Daily

SLEEP TIGHT

Sleep-focused events and destinations are on the rise

Sleep has emerged as the next frontier of the wellness movement; young consumers are embracing products and services that optimize rest. Following the popularity of nap classes, sleep-focused food and beverages, and non-medicinal sleep aids, new experiences and spaces are celebrating the act of sleeping.

SLEEP

Composer Max Richter hosted a performance of his eight-hour symphony, Sleep, while attendees laid atop Beautyrest mattresses. 150 guests were invited to enjoy Richter’s classical performance and were encouraged to wear comfortable attire—even pajamas—before nestling into a bed, complete with branded pillows, blankets, and eye masks.

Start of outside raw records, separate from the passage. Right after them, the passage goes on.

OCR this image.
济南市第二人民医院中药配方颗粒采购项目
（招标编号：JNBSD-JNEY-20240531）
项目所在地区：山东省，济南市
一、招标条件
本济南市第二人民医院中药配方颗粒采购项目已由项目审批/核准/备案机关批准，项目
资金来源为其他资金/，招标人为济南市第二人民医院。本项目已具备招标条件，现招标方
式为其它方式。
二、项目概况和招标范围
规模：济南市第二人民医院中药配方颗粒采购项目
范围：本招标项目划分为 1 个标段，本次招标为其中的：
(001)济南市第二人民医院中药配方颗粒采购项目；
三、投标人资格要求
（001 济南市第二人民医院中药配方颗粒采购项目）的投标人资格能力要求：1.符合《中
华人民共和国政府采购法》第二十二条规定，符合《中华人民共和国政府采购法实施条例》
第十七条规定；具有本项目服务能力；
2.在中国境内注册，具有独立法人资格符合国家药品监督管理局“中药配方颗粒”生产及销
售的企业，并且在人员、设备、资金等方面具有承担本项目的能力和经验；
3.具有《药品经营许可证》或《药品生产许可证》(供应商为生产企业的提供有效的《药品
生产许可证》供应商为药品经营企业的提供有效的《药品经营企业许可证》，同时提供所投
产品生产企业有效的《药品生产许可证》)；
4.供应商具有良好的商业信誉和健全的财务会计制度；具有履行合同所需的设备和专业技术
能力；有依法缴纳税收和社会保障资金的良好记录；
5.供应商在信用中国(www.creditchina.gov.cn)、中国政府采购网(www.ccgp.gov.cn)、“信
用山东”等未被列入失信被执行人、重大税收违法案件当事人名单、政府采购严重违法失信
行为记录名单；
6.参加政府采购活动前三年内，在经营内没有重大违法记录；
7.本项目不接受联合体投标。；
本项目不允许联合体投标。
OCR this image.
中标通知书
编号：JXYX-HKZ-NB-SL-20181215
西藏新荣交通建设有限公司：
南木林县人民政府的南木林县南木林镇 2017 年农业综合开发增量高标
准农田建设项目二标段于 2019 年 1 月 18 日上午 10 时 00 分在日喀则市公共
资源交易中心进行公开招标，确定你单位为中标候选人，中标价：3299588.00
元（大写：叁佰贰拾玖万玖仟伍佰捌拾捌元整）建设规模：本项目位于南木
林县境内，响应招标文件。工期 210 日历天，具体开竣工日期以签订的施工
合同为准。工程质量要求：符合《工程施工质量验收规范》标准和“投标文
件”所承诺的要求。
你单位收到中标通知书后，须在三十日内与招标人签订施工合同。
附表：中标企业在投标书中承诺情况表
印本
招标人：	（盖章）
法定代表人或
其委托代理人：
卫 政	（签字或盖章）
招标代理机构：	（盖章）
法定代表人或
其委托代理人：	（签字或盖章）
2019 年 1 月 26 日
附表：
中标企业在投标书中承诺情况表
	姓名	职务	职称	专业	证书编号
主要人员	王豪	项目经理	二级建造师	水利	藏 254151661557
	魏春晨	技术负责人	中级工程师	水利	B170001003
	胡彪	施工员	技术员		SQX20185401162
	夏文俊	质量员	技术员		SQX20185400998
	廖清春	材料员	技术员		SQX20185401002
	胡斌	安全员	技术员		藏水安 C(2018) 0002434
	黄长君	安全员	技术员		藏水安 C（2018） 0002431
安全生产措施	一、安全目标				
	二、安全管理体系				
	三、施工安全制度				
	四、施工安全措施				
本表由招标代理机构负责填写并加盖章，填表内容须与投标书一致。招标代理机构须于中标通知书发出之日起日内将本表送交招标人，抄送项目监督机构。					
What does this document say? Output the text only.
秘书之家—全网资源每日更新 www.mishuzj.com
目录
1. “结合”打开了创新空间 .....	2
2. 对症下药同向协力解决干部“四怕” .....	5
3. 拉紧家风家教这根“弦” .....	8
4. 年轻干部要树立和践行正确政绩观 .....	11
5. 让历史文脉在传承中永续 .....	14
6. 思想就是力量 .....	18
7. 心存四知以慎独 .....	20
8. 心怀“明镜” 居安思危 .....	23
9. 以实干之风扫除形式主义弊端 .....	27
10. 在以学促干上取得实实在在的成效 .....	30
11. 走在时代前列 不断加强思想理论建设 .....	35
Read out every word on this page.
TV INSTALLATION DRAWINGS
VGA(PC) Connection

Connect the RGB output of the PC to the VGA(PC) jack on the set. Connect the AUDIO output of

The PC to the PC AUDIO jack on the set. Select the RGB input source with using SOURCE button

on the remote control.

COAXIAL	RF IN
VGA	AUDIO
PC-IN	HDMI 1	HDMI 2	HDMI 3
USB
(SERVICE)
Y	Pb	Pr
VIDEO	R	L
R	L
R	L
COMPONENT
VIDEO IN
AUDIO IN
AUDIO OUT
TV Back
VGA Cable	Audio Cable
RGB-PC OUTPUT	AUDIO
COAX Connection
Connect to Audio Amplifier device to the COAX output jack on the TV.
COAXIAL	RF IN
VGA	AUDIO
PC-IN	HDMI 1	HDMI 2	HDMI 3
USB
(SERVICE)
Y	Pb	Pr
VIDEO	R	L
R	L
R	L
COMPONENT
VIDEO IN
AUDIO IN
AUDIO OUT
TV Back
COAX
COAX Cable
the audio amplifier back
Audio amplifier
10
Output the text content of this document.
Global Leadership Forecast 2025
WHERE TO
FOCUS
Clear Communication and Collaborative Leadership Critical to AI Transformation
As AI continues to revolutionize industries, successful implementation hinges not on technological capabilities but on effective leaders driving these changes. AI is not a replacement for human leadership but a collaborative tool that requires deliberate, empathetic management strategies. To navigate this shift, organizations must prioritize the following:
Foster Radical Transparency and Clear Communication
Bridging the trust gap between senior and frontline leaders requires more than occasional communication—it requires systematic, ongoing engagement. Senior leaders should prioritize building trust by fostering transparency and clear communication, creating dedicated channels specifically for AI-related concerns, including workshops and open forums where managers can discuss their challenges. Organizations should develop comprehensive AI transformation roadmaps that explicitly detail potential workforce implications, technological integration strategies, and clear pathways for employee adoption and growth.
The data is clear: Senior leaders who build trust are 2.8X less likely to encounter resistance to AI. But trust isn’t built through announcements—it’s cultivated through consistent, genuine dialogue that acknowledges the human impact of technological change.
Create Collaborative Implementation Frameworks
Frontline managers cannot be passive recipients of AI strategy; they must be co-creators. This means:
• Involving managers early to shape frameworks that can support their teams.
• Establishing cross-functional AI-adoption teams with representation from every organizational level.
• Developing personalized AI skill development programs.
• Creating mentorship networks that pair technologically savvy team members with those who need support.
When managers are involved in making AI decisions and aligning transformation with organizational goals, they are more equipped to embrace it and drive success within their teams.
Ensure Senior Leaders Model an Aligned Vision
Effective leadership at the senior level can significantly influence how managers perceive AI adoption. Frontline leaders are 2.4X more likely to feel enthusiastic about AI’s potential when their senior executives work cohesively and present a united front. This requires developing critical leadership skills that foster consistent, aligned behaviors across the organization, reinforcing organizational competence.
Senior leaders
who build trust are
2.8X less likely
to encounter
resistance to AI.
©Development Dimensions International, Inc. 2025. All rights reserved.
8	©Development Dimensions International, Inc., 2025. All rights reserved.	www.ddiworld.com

The concert, which inevitably lulled some attendees to sleep, aims to bring light to our sleepless world and the impact it has on people’s lives; Richter consulted neuroscientists to research the mechanics of sleep before creating the work. Following the U.S. debut of Sleep, Richter and Beautyrest are taking their partnership on tour.

​NAP YORK

Following the popularity of nap cafes in Tokyo and Madrid, NYC now has its own place for people to pop in and catch some zzzs. The aptly named Nap York is a wellness club where people can book sessions to sleep in private rooms, each containing soundproof curtains, live plants, essential oil diffusers, reading lights, noise-canceling headphones, and twinkling stars to stare at before falling asleep. Alternatively, visitors can nap in pod chairs surrounded by plants. Nap York also serves as a relaxation space, with yoga and meditation classes, a wellness-focused co-working studio, and a health-conscious café. Come Spring, it will have a rooftop space with a garden and hammocks for napping.

DREAM MACHINE

The city that never sleeps is about to get an immersive museum that highlights the importance of sleep and brings dream-like experiences to life. The forthcoming Dream Machine is an Instagram-worthy pop-up filled with ten rooms envisioning different dreamworlds that are inspired by sleep cycles. For instance, one room offers a take on Cloud 9, while another titled “It was all a dream” is filled with metallic streamers; each contains thematic backdrops and props. Attendees have an hour to walk through the space, which is meant to make their brain and body feel the restorative process of sleep, without shutting their eyes. Dream Machine plans to be recreated in other cities.